Possible ways to achieve the (t) value of the Dirac algorithm is to use a simple slider from a range of 0 – 2Pi. This is a simple solution but takes away controllability to the animator – essentially we need to derive the value from the controls themselves.

Ive been looking into fourier waves and the sawtooth wave, its amplitude and frequency can both be accurately achieved with the phase offset being directly linked to the (t) of the belt trick.

Passing the output of the belt-trick is a simple process of converting the quat to eulerangles. But deriving the t value is a lot more tricker, due mainly to the hemispherical problem of quaternions. A quaternion [v,w] is a vector and a twist on the surface of two 4d hemispheres,  where abouts a transform travels across the hemispheres is Slerp.

What can happen is that if the vector crosses the equator of the hemispheres a 180 degree flip can happen – this is entirely correct but tricky to send to a fn as it keeps flipping. If we take the transform of two objects ‘a’ and ‘b’ with us storing the transform of ‘a’ relatively to ‘b’ as a script_function we can get the constantly updating angle of the transform.

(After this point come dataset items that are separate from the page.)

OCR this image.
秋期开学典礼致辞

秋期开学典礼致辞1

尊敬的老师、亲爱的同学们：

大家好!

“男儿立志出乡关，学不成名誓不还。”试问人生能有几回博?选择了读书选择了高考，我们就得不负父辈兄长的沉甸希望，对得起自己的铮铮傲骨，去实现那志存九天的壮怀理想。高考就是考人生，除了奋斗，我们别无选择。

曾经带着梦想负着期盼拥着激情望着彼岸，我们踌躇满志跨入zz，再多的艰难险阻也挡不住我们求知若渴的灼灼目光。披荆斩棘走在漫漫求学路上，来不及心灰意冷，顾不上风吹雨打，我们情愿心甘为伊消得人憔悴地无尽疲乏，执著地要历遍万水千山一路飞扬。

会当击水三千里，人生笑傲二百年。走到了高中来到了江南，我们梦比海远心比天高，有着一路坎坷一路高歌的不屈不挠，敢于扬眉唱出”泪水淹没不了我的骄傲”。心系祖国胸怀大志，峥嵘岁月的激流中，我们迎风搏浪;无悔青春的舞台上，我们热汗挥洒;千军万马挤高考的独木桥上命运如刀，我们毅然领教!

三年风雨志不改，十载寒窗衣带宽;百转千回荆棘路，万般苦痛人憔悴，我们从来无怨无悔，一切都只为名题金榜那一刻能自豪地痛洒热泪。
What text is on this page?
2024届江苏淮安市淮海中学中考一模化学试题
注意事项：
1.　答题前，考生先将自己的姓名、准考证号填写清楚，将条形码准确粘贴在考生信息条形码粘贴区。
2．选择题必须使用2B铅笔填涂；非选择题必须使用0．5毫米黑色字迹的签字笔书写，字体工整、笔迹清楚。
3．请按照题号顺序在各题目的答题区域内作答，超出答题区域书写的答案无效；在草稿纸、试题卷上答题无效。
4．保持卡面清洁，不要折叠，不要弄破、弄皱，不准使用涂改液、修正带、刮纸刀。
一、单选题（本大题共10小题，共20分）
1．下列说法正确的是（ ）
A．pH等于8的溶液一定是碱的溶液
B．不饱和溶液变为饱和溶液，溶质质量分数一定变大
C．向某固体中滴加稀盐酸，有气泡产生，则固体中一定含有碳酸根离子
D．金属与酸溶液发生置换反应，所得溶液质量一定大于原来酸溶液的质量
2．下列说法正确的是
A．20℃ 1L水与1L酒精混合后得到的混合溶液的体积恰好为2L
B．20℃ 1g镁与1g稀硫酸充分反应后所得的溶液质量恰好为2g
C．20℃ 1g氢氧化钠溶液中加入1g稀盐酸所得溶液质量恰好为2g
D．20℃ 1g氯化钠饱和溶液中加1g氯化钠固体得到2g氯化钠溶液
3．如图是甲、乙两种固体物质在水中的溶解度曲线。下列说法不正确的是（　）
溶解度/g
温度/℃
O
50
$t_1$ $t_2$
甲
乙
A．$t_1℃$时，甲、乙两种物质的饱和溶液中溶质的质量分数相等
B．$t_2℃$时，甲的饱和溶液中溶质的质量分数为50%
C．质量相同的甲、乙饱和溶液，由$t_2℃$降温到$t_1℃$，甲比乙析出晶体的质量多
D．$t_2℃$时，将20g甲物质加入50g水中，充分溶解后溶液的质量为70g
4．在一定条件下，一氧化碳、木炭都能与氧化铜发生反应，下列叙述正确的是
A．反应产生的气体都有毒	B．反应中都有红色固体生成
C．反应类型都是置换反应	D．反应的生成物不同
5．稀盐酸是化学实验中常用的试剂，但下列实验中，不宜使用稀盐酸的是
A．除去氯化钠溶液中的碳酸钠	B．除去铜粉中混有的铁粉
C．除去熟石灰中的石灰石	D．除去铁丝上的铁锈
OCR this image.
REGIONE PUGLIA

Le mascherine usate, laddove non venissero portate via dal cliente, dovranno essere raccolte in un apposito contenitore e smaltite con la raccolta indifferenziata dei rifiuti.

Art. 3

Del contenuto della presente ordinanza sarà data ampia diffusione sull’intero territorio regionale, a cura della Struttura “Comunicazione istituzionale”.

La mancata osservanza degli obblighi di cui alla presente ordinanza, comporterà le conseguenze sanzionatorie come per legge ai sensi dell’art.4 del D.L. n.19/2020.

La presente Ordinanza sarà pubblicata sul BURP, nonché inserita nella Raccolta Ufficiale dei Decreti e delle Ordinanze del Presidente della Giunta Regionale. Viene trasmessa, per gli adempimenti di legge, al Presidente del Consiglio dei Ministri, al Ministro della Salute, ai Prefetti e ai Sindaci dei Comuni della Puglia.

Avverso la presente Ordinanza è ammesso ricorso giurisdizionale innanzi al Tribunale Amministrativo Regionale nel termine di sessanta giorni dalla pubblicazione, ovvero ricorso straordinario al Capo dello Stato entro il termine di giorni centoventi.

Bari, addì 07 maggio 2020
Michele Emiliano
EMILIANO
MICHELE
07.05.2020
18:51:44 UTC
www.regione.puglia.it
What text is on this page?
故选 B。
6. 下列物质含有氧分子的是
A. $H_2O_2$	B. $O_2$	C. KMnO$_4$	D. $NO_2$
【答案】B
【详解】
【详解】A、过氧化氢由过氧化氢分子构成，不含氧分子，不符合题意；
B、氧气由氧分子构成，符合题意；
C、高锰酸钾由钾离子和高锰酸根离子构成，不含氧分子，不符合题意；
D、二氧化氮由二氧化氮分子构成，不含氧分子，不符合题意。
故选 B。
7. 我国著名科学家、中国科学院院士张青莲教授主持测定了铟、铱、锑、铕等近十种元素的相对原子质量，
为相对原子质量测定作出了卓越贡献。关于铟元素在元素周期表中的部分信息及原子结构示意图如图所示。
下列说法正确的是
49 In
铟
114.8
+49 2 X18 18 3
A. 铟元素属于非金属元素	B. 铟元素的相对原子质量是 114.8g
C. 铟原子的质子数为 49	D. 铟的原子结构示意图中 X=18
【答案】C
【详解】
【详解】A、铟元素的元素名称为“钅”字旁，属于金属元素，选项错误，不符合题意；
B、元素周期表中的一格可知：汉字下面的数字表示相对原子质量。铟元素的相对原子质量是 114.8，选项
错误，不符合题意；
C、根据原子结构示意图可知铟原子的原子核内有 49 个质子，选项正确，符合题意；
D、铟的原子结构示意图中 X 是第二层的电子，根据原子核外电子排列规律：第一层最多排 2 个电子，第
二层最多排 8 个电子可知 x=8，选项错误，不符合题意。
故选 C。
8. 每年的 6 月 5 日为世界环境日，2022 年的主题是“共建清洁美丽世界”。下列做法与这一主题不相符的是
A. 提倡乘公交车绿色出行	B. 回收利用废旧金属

But once we hit 180 degree’s it’ll flip and the transform will reverse – one way to fix this is to reset the transform space when we pass 180. Essentially resetting the rotation of of the transform: 0 -180, 0-180 – a sawtooth wave. A problem with this is rotating backwards.

We need a way of dialing up the transform space rotation, up and down and then feed this in the quat fn.